UK & Ireland system sales for the 13 weeks to September 29 amounted to GBP288.2 million, up 3.9% year-on-year. International sales, however, slipped 2.7% to GBP25.3 million.
For the group as a whole, system sales were up 3.4% to GBP313.5 million.
Domino's said its review of its International business has concluded, and it will exit the markets - which include Switzerland, Iceland, Norway and Sweden - in an orderly manner.
"Although the financial results have stabilised, the performance of our international business remains disappointing. Over the past six weeks we have completed a review with external consultants, assessing each of our four international markets and the future prospects for our businesses. We have concluded that, whilst they represent attractive markets, we are not the best owners of these businesses," explained David Wild, chief executive.
At the bottom of the FTSE 250 was Grafton Group, down 9.8% after warning 2019 profit will be lower than market forecasts.

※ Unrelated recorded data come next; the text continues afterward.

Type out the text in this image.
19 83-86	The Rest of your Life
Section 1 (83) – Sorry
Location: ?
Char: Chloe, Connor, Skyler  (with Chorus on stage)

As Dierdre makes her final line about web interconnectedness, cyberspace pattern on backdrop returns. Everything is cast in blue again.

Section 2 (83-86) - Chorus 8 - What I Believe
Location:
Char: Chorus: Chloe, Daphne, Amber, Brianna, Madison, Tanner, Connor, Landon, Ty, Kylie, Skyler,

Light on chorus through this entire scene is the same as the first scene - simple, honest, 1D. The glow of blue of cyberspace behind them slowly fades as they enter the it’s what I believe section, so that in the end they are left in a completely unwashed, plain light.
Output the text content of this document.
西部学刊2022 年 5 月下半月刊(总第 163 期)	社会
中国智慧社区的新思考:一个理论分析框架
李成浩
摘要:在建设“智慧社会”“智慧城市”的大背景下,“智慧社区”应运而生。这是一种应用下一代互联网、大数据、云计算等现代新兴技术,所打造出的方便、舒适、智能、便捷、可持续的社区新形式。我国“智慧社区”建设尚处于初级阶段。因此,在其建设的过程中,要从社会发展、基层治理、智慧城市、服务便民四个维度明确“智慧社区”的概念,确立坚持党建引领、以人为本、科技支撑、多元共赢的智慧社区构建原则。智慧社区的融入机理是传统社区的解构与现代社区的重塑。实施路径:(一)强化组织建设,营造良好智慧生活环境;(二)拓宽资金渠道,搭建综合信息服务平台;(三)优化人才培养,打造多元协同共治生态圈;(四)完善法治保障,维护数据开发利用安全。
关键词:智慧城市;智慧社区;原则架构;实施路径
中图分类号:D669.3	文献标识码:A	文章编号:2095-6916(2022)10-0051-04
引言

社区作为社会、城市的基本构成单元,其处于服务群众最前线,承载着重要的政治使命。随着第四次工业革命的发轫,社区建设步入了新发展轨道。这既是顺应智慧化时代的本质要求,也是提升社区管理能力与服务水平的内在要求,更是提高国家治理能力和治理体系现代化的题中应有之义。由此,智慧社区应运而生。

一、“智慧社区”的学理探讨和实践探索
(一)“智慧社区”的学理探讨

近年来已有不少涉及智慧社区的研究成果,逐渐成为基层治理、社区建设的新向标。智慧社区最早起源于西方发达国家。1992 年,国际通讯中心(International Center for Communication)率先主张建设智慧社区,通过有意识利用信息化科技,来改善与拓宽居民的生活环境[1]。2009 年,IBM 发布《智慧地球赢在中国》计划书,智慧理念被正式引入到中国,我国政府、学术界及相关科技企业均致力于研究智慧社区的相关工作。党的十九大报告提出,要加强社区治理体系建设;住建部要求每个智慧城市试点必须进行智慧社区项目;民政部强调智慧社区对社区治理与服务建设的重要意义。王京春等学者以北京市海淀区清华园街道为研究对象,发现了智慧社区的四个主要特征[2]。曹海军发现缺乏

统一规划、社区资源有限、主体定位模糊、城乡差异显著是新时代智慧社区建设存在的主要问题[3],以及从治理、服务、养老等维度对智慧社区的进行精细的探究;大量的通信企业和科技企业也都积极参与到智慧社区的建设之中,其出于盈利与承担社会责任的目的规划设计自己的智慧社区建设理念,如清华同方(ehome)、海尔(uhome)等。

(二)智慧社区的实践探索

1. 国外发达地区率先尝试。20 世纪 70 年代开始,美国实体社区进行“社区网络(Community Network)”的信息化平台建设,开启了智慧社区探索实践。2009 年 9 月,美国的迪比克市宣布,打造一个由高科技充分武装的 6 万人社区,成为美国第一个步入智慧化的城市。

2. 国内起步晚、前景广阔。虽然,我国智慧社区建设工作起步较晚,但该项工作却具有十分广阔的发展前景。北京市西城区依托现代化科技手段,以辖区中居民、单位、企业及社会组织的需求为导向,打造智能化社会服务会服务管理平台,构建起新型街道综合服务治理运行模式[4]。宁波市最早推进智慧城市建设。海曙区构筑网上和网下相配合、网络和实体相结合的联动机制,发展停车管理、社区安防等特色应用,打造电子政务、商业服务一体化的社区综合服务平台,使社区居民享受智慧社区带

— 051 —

For the three months ended September, reported revenue expanded 4.5%, with like-for-like revenue 0.9% higher on the year prior. The Dublin-based firm explained that after an "encouraging" start, "trading towards the end of the quarter and more recently has been impacted by a softening in activity".
For 2019, Grafton now expects operating profit to be between 4% and 8% lower than the GBP206.4 million post-IFRS and GBP193.5 million pre-IFRS consensus market estimates.
In Asia on Thursday, the Japanese Nikkei 225 index closed down 0.1%. In China, the Shanghai Composite closed down 0.1%, while the Hang Seng index in Hong Kong is up 0.4% in late trade.
In the economic calendar on Thursday, there are UK retail sales at 0930 BST while eurozone construction output is at 1000 BST and US industrial production at 1415 BST.